Chi scrive è giovane solo per i parametri italiani. Trasecolerebbe se qualcuno lo chiamasse “signore”. Ha la memoria ancora ben legata non alla nostalgia ma agli squilibri di qualche anno fa, alla giovinezza vera e propria in cui non si sapeva bene quale strada prendere perché fin troppe ne erano possibili ed il problema era dove buttarsi con convinzione. Ancora non aveva letto al tempo il Deserto dei Tartari e non era stato accompagnato a meditare con amarezza sul tempo che avanza al limitare del non senso.
Qualche tempo fa con la lettura contemporanea di tre libri molto diversi tra loro c’è stata l’occasione di ripercorrere quella fase giovanile oscillante tra pensieri d’onnipotenza e derive d’inconcludenza. Era incerto se scrivere qualcosa su queste letture perché già molto è stato scritto. Ha deciso di farlo comunque a prescindere dal confronto personale con i testi, che difficilmente interesserebbe altri, per lasciare un suggerimento:
1: Peter Cameron, Un giorno questo dolore ti sarà utile, Adelphi
2: Alberto Ravasio, La vita sessuale di Guglielmo Sputacchiera, Quodlibet
3: Dario Ferrari, La ricreazione è finita, Sellerio
Il caso (o forse no) ha allestito questo terzetto perfetto per un lettore della generazione che, ancora ignara negli anni novanta del declino lento del Paese, si è lanciata baldanzosa nel nuovo millennio per arrivare a convivere mogia mogia con la presenza ammorbante della crisi. Il libro di Cameron mostra un giovane, Kames Sveck, prossimo alla scelta dell’università (sempre che decida di iscriversi) che facilmente ci porta ad un raffronto con Holden Caulfield per l’irrequietezza e forse anche il distacco con cui riesce ad osservare il mondo. Attraversa con leggerezza il suo senso di disagio e disadattamento, l’incertezza che non è ignavia ma voglia di starsene fuori per osservare, vedere senza un eccessivo sforzo. Un rapporto è al centro del libro, un rapporto intergenerazionale con una nonna che pur essendo di una generazione passata non è l’emblema delle convenzioni e della tradizione ma è personificazione di una magnanimità libera e pacata, capace di offrire senza l’imposizione quel poco di stabilità che serve al giovane. Con diverso registro linguistico, comico, il libro di Ravasio indaga un altro giovane, inconcludente e abbruttito. Il libro di Ravasio merita di esser letto a prescindere dall’argomento per la soddisfazione che dà un libro capace di far ridere di gusto (e qui chi scrive si gioca dei riferimenti di tutt’altro tenore rispetto ai confronti con cui la critica lo ha acclamato) come capitava con autori come lo Stefano Benni del Bar Sport o Paolo Villaggio. E’ inutile che si riporti la sinossi, siamo in rete: basta digitare il titolo e si trova tutto quel che si vuole. Quel che è importante è prendere in mano il libro riconoscendogli la dignità di una bella scrittura anche se lontana dal canone.

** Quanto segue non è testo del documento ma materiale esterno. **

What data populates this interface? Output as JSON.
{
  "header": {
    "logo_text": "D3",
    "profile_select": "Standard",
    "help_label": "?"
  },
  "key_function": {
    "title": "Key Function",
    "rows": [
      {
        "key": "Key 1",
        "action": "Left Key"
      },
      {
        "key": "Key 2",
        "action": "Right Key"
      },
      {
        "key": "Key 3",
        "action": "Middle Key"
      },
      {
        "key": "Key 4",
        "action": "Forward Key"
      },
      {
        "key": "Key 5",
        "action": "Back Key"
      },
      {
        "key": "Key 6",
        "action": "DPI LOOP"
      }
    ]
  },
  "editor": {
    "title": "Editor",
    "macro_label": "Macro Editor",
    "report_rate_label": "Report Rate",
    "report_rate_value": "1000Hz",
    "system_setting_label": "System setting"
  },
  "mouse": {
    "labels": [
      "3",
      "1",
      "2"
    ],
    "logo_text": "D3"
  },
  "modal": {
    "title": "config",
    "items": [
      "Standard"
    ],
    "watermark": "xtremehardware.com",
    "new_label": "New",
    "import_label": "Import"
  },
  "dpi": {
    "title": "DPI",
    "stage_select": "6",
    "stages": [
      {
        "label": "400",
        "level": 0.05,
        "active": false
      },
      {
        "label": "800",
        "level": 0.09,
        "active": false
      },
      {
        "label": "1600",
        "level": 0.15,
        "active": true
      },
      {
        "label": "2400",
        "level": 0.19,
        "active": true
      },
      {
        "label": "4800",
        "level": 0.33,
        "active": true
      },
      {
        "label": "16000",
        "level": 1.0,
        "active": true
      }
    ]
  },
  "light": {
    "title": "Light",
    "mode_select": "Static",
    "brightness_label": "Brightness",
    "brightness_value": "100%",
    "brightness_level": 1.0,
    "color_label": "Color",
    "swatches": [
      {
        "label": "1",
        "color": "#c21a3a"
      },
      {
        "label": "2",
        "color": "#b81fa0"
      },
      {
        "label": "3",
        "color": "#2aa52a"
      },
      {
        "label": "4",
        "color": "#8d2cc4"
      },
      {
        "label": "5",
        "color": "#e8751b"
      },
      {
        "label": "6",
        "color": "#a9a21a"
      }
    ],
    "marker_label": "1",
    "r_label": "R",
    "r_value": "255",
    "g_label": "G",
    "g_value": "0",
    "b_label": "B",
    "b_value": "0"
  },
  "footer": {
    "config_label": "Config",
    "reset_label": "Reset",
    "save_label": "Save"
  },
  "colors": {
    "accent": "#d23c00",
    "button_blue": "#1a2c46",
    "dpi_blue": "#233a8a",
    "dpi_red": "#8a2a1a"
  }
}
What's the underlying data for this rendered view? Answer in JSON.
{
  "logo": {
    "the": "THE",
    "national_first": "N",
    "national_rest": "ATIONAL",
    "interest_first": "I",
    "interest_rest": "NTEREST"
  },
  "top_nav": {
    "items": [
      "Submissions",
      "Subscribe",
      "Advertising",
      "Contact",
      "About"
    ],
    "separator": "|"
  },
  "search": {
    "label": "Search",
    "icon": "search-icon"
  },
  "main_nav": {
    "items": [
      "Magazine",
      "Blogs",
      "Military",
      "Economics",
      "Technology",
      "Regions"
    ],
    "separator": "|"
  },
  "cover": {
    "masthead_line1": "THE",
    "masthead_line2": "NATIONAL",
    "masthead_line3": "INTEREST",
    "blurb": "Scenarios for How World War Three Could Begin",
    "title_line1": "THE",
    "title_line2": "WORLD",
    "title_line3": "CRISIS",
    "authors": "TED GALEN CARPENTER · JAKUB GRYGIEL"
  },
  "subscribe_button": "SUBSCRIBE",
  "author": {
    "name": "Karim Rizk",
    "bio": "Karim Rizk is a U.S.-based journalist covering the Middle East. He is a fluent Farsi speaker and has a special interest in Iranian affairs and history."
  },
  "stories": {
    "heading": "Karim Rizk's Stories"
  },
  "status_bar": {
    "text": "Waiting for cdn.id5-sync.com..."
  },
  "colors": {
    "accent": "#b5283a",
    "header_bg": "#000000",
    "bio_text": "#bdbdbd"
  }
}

Canone e bontà della letteratura che si trova avvicinata con diverso spirito ironico nel libro di Dario Ferrari. Il protagonista, Marcello, è un coetaneo di Guglielmo ma è riuscito ad arrivare alla laurea in Lettere. Addirittura accede al dottorato, da alieno. Tutto quello che Ferrari racconta riguardo al mondo accademico è quasi una cronaca di costume (certo di un costume di un gruppo ristretto e aristocratico, forse) volta a mostrare con ironia le bieche dinamiche di potere e narcisismo che si nutrono dei più nobili desideri per la cultura, lo studio, il sapere, calpestati nella dignità. Forse potrebbe essere altrettanto felice un libro simile di ambientazione ma in contesto ecclesiale se qualcuno trovasse il coraggio di scriverlo.
A parte il marcio è Ferrari riesce ad essere divertente in un contesto difficile come può esser stato quello di un dipartimento universitario della Caltech (California Institute of Technology) dove è stata ambientata l’ottima serie The Big Bang Theory. Se gli americani riescono anche noi dovremmo provare!
L’articolo si chiude qui. Rapido. Se qualcuno è rimasto deluso dall’inconsistenza dello scritto l’autore non se ne rammarica perché voleva invitare ad altro.